The decorator pattern enables us to add new functionality to an existing class, without changing its structure. Similar to proxy pattern, the decorator pattern is also a structural pattern, where the decorator class acts as a wrapper for the existing class.

Generally, inheritance is also used to extend the functionality of a class. But as the extended functionality increases, the number of derived classes will expand as well. Therefore, the decorator pattern is more flexible.

Let's look at the following example, where we have an abstract class Car and three brands of cars that implement it and override show() method.

class Car {
public:
    virtual void show() = 0;
};
​
class Bmw : public Car {
public:
    void show() {
        cout << "This is a BMW" << endl;
    }
};
​
class Audi : public Car {
public:
    void show() {
        cout << "This is an Audi" << endl;
    }
};
​
class Benz : public Car {
public:
    void show() {
        cout << "This is a Benz" << endl;
    }
};

Now suppose we want to add new features to these cars.
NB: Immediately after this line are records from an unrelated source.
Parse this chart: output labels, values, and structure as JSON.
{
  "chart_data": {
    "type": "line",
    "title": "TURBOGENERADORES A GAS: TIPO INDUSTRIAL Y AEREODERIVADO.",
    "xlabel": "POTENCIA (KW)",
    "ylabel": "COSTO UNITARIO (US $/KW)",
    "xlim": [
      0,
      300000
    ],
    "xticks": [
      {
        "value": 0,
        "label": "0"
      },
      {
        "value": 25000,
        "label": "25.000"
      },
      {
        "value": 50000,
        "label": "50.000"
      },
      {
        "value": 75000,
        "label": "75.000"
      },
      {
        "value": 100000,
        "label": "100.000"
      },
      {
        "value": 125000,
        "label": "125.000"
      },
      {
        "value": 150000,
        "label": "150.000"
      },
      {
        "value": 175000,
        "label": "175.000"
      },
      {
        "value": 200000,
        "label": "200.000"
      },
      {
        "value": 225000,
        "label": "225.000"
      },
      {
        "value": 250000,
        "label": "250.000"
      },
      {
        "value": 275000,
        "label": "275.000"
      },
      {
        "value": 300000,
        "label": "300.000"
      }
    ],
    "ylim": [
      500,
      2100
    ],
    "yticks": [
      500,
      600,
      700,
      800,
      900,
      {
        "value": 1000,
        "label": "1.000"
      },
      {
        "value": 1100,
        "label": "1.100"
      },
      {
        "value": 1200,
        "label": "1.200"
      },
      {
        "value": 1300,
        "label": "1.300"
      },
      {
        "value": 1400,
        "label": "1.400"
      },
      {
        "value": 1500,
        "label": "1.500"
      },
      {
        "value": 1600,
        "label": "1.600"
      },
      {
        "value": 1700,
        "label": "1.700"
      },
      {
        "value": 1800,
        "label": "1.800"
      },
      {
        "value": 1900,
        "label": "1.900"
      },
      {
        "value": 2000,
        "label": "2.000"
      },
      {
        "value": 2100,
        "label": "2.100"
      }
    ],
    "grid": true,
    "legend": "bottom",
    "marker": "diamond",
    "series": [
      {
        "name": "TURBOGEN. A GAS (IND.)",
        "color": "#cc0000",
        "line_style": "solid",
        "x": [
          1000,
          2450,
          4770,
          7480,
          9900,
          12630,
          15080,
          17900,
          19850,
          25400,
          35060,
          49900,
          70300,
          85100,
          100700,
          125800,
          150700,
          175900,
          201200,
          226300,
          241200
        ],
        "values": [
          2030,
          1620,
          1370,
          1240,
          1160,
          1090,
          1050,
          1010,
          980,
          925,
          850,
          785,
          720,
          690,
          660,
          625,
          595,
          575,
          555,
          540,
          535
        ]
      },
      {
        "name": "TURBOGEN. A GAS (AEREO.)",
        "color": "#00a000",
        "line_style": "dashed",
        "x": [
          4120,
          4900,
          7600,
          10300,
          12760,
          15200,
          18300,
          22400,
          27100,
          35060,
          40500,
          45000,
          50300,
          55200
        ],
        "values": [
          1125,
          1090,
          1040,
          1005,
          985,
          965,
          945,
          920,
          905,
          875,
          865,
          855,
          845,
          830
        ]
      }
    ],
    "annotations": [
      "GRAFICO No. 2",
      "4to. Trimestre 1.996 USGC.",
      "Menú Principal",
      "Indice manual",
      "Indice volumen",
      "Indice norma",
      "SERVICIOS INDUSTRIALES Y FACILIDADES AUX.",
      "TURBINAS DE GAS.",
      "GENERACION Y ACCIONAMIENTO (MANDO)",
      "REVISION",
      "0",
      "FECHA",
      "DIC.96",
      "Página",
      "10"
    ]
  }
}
Instead of using inheritance, we can define a decorator class instead. Here we have a class CarDecorator1 which inherits Car. The class has a Car object as its member. The class overrides show(), and besides calling the show() method of the Car object, it implements its own functionality here. This pattern is similar to the proxy pattern, but it actively takes a Car object as a parameter in its constructor. We can also write CarDecorator2 and CarDecorator3 which implements other features in a similar way.

class CarDecorator1 : public Car {
public:
    CarDecorator1(Car *p) : pCar(p) {}
    ~CarDecorator1() {
        delete pCar;
    }
    void show() {
        pCar->show();
        cout << "Feature 1" << endl;
    }
private:
    Car *pCar;
};

To use the decorator, we create a decorator object, and pass in the Car object to be decorated. In this way, different brand of cars can have different features without modifying the original class.

int main() {
    Car *p1 = new CarDecorator1(new Bmw());
    Car *p2 = new CarDecorator2(new Audi());
    Car *p3 = new CarDecorator3(new Benz());
    p1->show();
    p2->show();
    p3->show();
    delete p1;
    delete p2;
    delete p3;
    return 0;
}

The above code has the following output:

This is a Bwm
Feature 1
This is an Audi
Feature 2
This is a Benz
Feature 3

Moreover, a single object can also have multiple features: just use the decorator in a nested way by keep passing the same pointer inside:

int main() {
    Car *p1 = new CarDecorator1(new Bmw());
    p1 = new CarDecorator2(p1);
    p1 = new CarDecorator3(p1);
    p1->show();
    delete p1;
    return 0;
}

The above code has the following output:

This is a Bwm
Feature 1
Feature 2
Feature 3